Psikologlar, hayattan algılanan anlamı tanımlama konusunda ikiye bölünmüş olsalar da bazıları bunun kişinin hayatını anlamlandırmakla ilgili olduğunu, bazıları ise onun içindeki değeri ve önemi görmekle ilgili olduğunu öne sürer. ‘Şu anda hayatımı çok anlamlı buluyorum’ gibi ifadeler ile çoğu zaman yalnızca insanların ne kadar güçlü bir biçimde aynı fikirde olduğunu sorarak hayatın anlamını değerlendirirler. Bu konuda yapılan araştırmalar, hayattan algılanan anlamın dinle sıkı sıkıya bağlantılı olduğu fikrini sürekli olarak desteklemektedir. 1970’lerde yapılan bir araştırma sonucu, rahibelerin bu tür ölçümlerde sıradan insanlardan daha yüksek puan aldığı sonucuna ulaşmıştır. Daha yakın zamanlarda, 2021’de yayınlanan bir araştırmada ise, deistlerin hayatta ateistlerden daha fazla anlam arayışında bulunduğu fikrine ulaşılmıştır. Çok sayıda başka araştırma, dindarlığın hayatta algılanan anlamla olumlu bir şekilde ilişkili olduğunu bulmuştur. Ayrıca, anlam duygularına yönelik bir tehditle karşı karşıya kaldıklarında, insanların mucizevi olaylara olan inancının arttığına dair bazı deneysel kanıtlar da vardır ve bu, hayattaki anlam algılarını güçlendirmek için insanların dine döndüklerini düşündürür niteliktedir.

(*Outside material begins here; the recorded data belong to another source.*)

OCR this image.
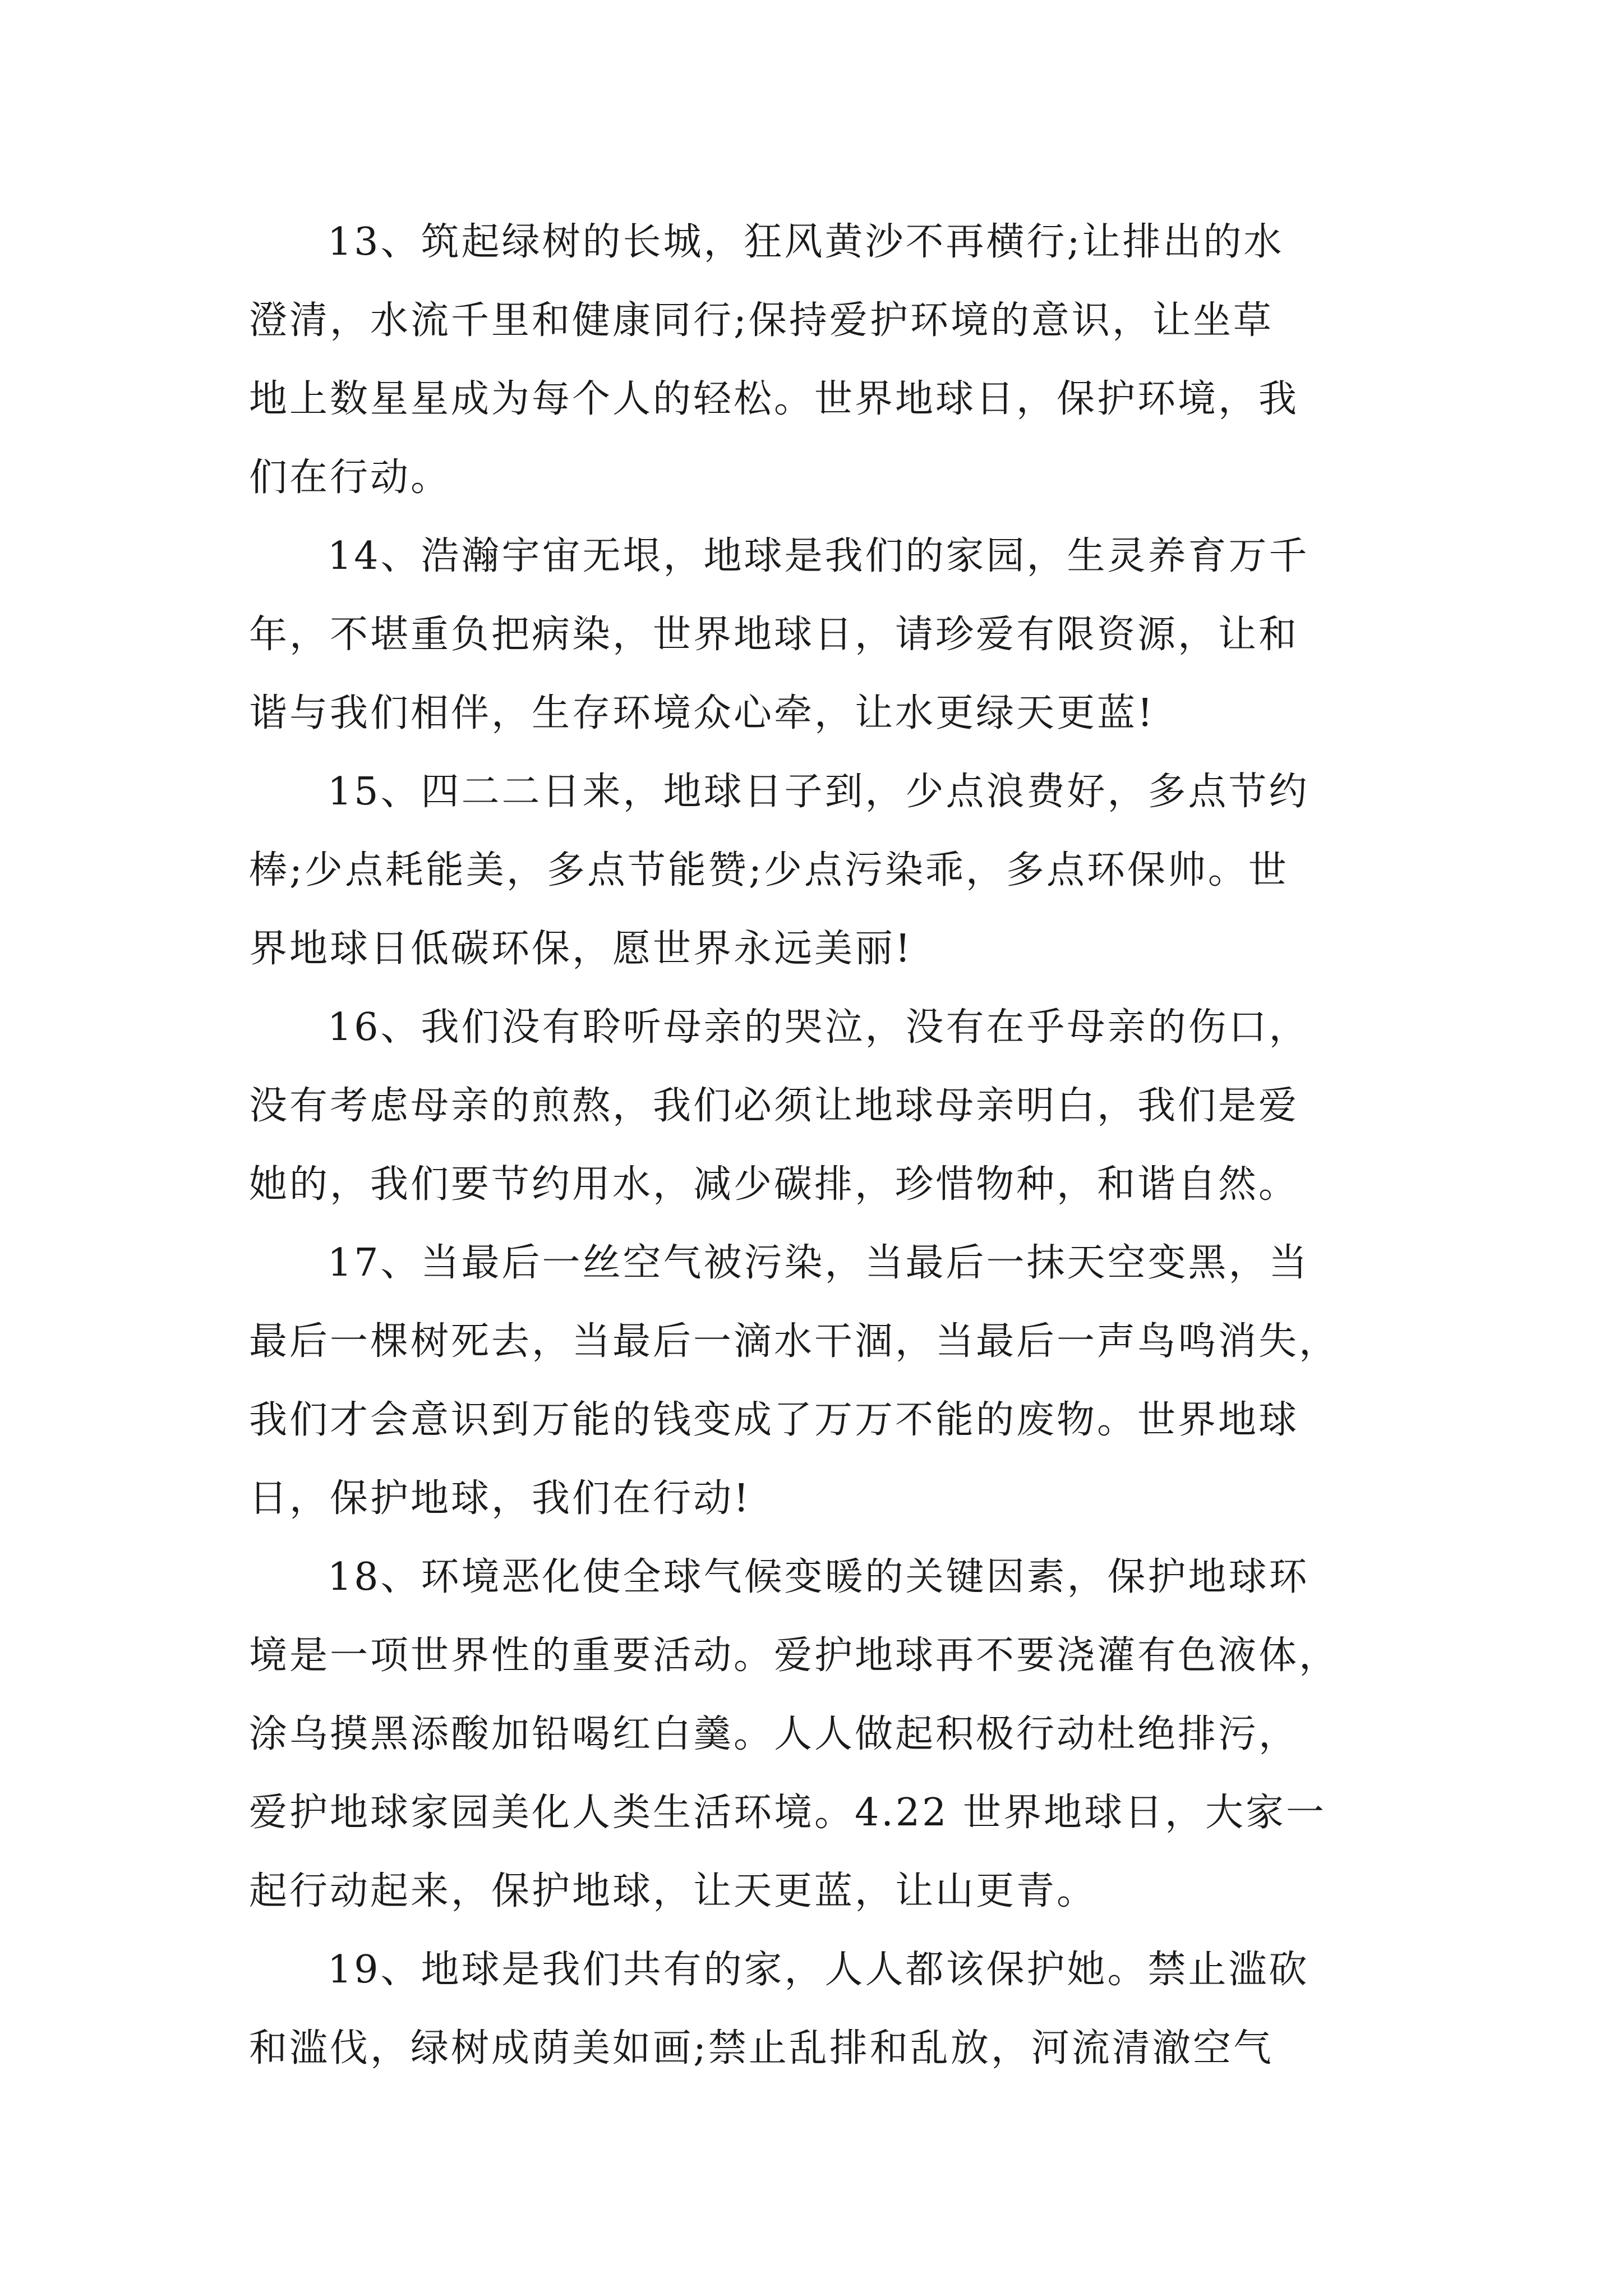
13、筑起绿树的长城，狂风黄沙不再横行;让排出的水
澄清，水流千里和健康同行;保持爱护环境的意识，让坐草
地上数星星成为每个人的轻松。世界地球日，保护环境，我
们在行动。
14、浩瀚宇宙无垠，地球是我们的家园，生灵养育万千
年，不堪重负把病染，世界地球日，请珍爱有限资源，让和
谐与我们相伴，生存环境众心牵，让水更绿天更蓝!
15、四二二日来，地球日子到，少点浪费好，多点节约
棒;少点耗能美，多点节能赞;少点污染乖，多点环保帅。世
界地球日低碳环保，愿世界永远美丽!
16、我们没有聆听母亲的哭泣，没有在乎母亲的伤口，
没有考虑母亲的煎熬，我们必须让地球母亲明白，我们是爱
她的，我们要节约用水，减少碳排，珍惜物种，和谐自然。
17、当最后一丝空气被污染，当最后一抹天空变黑，当
最后一棵树死去，当最后一滴水干涸，当最后一声鸟鸣消失，
我们才会意识到万能的钱变成了万万不能的废物。世界地球
日，保护地球，我们在行动!
18、环境恶化使全球气候变暖的关键因素，保护地球环
境是一项世界性的重要活动。爱护地球再不要浇灌有色液体，
涂乌摸黑添酸加铅喝红白羹。人人做起积极行动杜绝排污，
爱护地球家园美化人类生活环境。4.22 世界地球日，大家一
起行动起来，保护地球，让天更蓝，让山更青。
19、地球是我们共有的家，人人都该保护她。禁止滥砍
和滥伐，绿树成荫美如画;禁止乱排和乱放，河流清澈空气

Elbette, dinin varoluşsal bir rahatlık kaynağı olabileceği gözlemi yeni değildir. 19. yüzyıldan beri, filozoflar (örneğin Friedrich Nietzsche), romancılar (örneğin Fyodor Dostoyevsky) ve sosyologlar (örneğin, Émile Durkheim) dinden uzaklaşan toplumsal eğilimlerin bir anlam krizine yol açacağını düşünüyorlardı. Son veriler, dünyanın dört bir yanındaki insanların daha az dindar hale geldiğini gösterdiği için, seküler toplumun dinin varoluşsal faydalarını kopyalayıp çoğaltamayacağını merak etmek doğaldır. Bunu yapabilmek için, dini inancın hayatı nasıl anlamlı kıldığını tam olarak anlayabilmemiz gerekir.

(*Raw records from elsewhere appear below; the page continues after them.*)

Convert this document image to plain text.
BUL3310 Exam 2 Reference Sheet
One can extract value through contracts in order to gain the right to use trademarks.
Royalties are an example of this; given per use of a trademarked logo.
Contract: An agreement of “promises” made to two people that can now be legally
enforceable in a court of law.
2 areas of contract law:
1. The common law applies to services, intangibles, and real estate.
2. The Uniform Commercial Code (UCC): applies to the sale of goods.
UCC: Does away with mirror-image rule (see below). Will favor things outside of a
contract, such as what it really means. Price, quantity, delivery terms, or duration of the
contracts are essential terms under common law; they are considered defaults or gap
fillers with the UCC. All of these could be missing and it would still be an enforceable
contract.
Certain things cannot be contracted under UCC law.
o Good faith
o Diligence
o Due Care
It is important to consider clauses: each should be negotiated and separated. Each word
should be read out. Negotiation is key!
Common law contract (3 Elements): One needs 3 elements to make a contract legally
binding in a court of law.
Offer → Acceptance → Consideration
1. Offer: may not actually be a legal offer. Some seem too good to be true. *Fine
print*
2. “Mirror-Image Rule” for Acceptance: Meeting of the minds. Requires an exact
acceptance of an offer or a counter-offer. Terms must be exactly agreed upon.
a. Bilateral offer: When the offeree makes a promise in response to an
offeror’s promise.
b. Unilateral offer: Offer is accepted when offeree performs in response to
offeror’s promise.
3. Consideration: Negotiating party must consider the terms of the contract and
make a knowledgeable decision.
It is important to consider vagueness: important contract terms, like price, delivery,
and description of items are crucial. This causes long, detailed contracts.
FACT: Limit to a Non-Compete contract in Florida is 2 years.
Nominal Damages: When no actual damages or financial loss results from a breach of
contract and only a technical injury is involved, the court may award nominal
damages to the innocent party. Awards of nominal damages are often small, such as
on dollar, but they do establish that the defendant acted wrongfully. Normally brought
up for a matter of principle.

Olası bir açıklama, dinin, inananları benzer düşüncelere sahip topluluklara çekerek sosyal bir birliktelikmiş gibi davranma eğilimiyle ilgilidir. İnsanlar genellikle bu tür topluluklarda sosyal destek ve aidiyet duygusu bulurlar ve bu da hayatta algılanan anlamın güçlü bir kaynağı olabilir. Örneğin, birinin İncil çalışma grubunda bulabileceği yakın kişisel ilişkileri düşünün. Dolayısıyla, dinden hayatın anlamlı olduğu duygusuna giden bir yol, kişinin başkaları için önemli olduğu duygusundan geçebilir. Bu açıklamaya “sosyal önem hipotezi” diyebiliriz.
Diğer bir olasılık ise, dini inancın, insanların sadece başkaları için değil, aynı zamanda olayların büyük şemasında da önemli olduklarını hissetmelerine yardımcı olmasıdır. Gözlemlenebilir evren akıl almaz derecede geniş ve eskidir: Yaklaşık 93 milyar ışık yılı çapında ve yaklaşık 14 milyar yaşındadır. Bu arka plana karşı, bazılarının insanlığı neden tamamen önemsiz olarak gördüğünü anlamak kolaydır. Stephen Hawking’in bir keresinde belirttiği gibi, bilim bize insanlığın “orta büyüklükte bir gezegende yüz milyar galaksiden birinin dış banliyösünden çok ortalama bir yıldızın etrafında dönen kimyasal bir pislik” olduğunu söyler. Bu, özellikle gözümüzde canlandırmamız gereken bir düşünce değildir. Aslında, yukarıda bahsedilen deneyde, katılımcıların anlam duygusunu azaltmak için kullanılan ‘tehdit’, engin zaman ve uzayda insan yaşamının küçüklüğü hakkında bir denemedir.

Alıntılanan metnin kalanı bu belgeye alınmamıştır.